Hoje há lingüistas que acham que o empréstimo pode se dar da maneira mais
ampla e irrestrita possível. Entretanto, se fizermos para o estudo do empréstimo a
mesma divisão em planos que fizemos para a evolução, vamos verificar o seguinte: o
empréstimo se dá de maneira ampla, de maneira que podemos considerar irrestrita,
apenas nos conjuntos de formas a que chamamos vocábulos, ou melhor, nas formas
livres de Bloomfield. Portanto, no plano lexical. E ainda aqui há um núcleo de
vocábulos que tende a se manter prolongadamente sem substituição por outro de outra
língua - os chamados vocábulos não-culturais (ou "nucleares") por não serem
específicos de determinada cultura mas, ao contrário, corresponderem a conceitos
comuns a praticamente todas as culturas (certos nomes para fatos da natureza, para
partes do corpo humano, para atividades elementares, como "terra" "árvore" "pedra"
"mão" "cabeça" "pé" "andar" "comer", "dormir" e assim por diante).

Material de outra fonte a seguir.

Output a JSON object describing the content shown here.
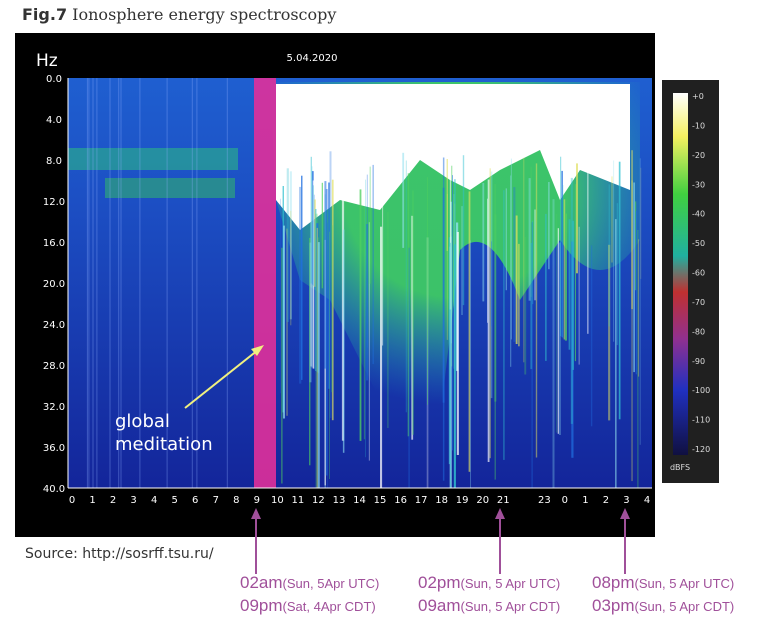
{
  "figure": {
    "label": "Fig.7",
    "title": "Ionosphere energy spectroscopy",
    "unit": "Hz",
    "date": "5.04.2020",
    "y_labels": [
      "0.0",
      "4.0",
      "8.0",
      "12.0",
      "16.0",
      "20.0",
      "24.0",
      "28.0",
      "32.0",
      "36.0",
      "40.0"
    ],
    "x_labels": [
      "0",
      "1",
      "2",
      "3",
      "4",
      "5",
      "6",
      "7",
      "8",
      "9",
      "10",
      "11",
      "12",
      "13",
      "14",
      "15",
      "16",
      "17",
      "18",
      "19",
      "20",
      "21",
      null,
      "23",
      "0",
      "1",
      "2",
      "3",
      "4"
    ],
    "colorbar_labels": [
      "+0",
      "-10",
      "-20",
      "-30",
      "-40",
      "-50",
      "-60",
      "-70",
      "-80",
      "-90",
      "-100",
      "-110",
      "-120"
    ],
    "colorbar_unit": "dBFS",
    "annotation": [
      "global",
      "meditation"
    ],
    "source": "Source: http://sosrff.tsu.ru/",
    "markers": [
      {
        "lines": [
          {
            "time": "02am",
            "detail": "(Sun, 5Apr UTC)"
          },
          {
            "time": "09pm",
            "detail": "(Sat, 4Apr CDT)"
          }
        ]
      },
      {
        "lines": [
          {
            "time": "02pm",
            "detail": "(Sun, 5 Apr UTC)"
          },
          {
            "time": "09am",
            "detail": "(Sun, 5 Apr CDT)"
          }
        ]
      },
      {
        "lines": [
          {
            "time": "08pm",
            "detail": "(Sun, 5 Apr UTC)"
          },
          {
            "time": "03pm",
            "detail": "(Sun, 5 Apr CDT)"
          }
        ]
      }
    ]
  }
}
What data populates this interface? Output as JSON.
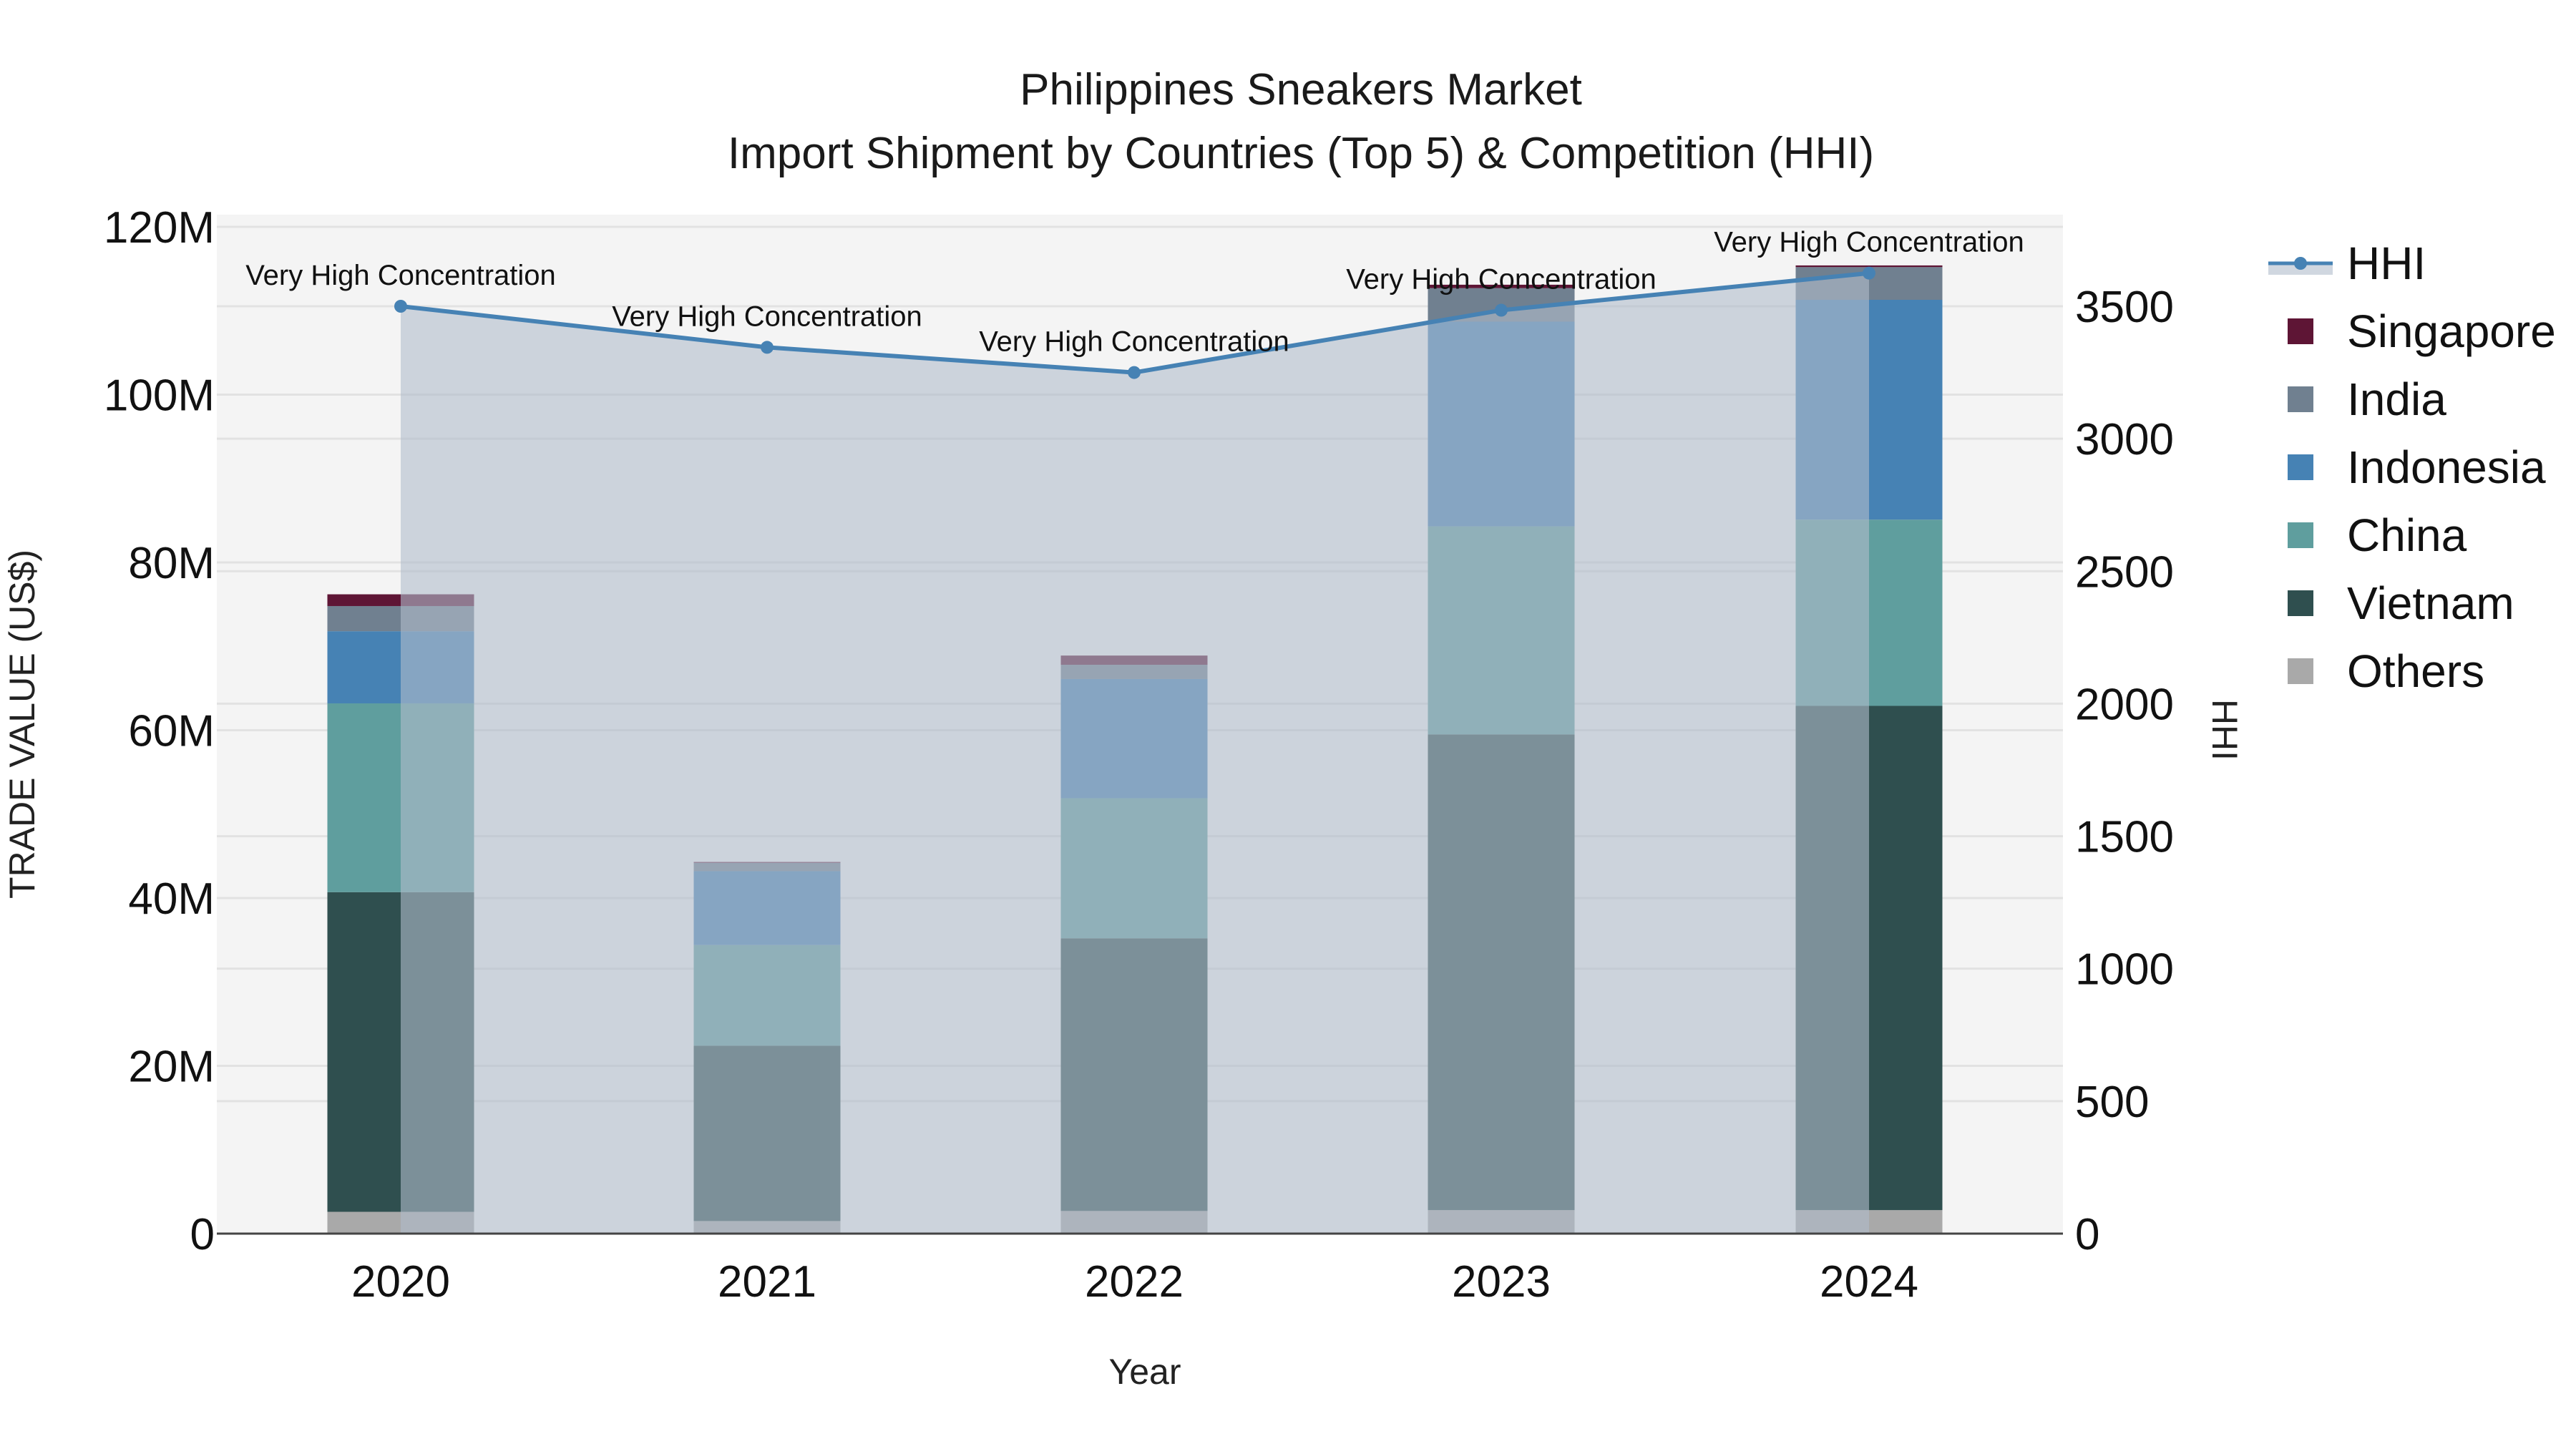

É o que pode ser exemplificado com uma língua indígena brasileira, o WAI-
WAI, estudado por Neill Hawkins (inédito). Aí a palavra portuguesa camisa foi adotada
no sentido de "tanga". Naturalmente, de início, os WAI-WAI não usavam nem tanga e
esta veio como um resultado da aculturação. Adotando-a deram-lhe o nome português
para "camisa", a que associaram a sua nova indumentária. Mas a palavra assim tomada
de empréstimo não é literalmente camisa /ka'miza/ em WAI-WAI. Em primeiro lugar, o
som /x/ foi substituído pelo som surdo hormogânico /s/, porque à língua indígena faltam
consoantes sonoras. Em segundo lugar, a palavra aparece sempre com um prefixo
possessivo, porque em WAI-WAI os pertences de uma pessoa, bem como as partes do
corpo, têm que vir precedidos de uma partícula de posse prefixada: "minha camisa",
"tua camisa", "sua camisa", nunca "camisa" isoladamente. Em terceiro lugar, essa
palavra camisa, tendo que ser usada com prefixo possessivo entra na classe geral dos
substantivos "inalienáveis", que se caracteriza pela nasalação da vogal final de que
decorre a presença obrigatória do prefixo. Por tudo isso, a palavra em WAI-WAI é
/akami'sã/ correspondendo a "minha camisa", e, como em WAI-WAI os substantivos
são sujeitos à idéia de tempo (o que - diga-se de passagem - se expressa
esporadicamente em português pelo prefixo ex-, para indicar o que já não serve na
função designada - ex-diretor, ex-esposa etc.) de maneira sistemática, ao lado de
/ahami'sã/ aparece /akami'sãtho/ (uma tanga toda rasgada, que já não pode ser usada, por
exemplo). Vemos assim toda a estrutura formal e conceptual do WAI-WAI envolver o
empréstimo português, e até com uma adaptação fonética, quer na acentuação oxítona,
quer na substituição de /x/ por /s/.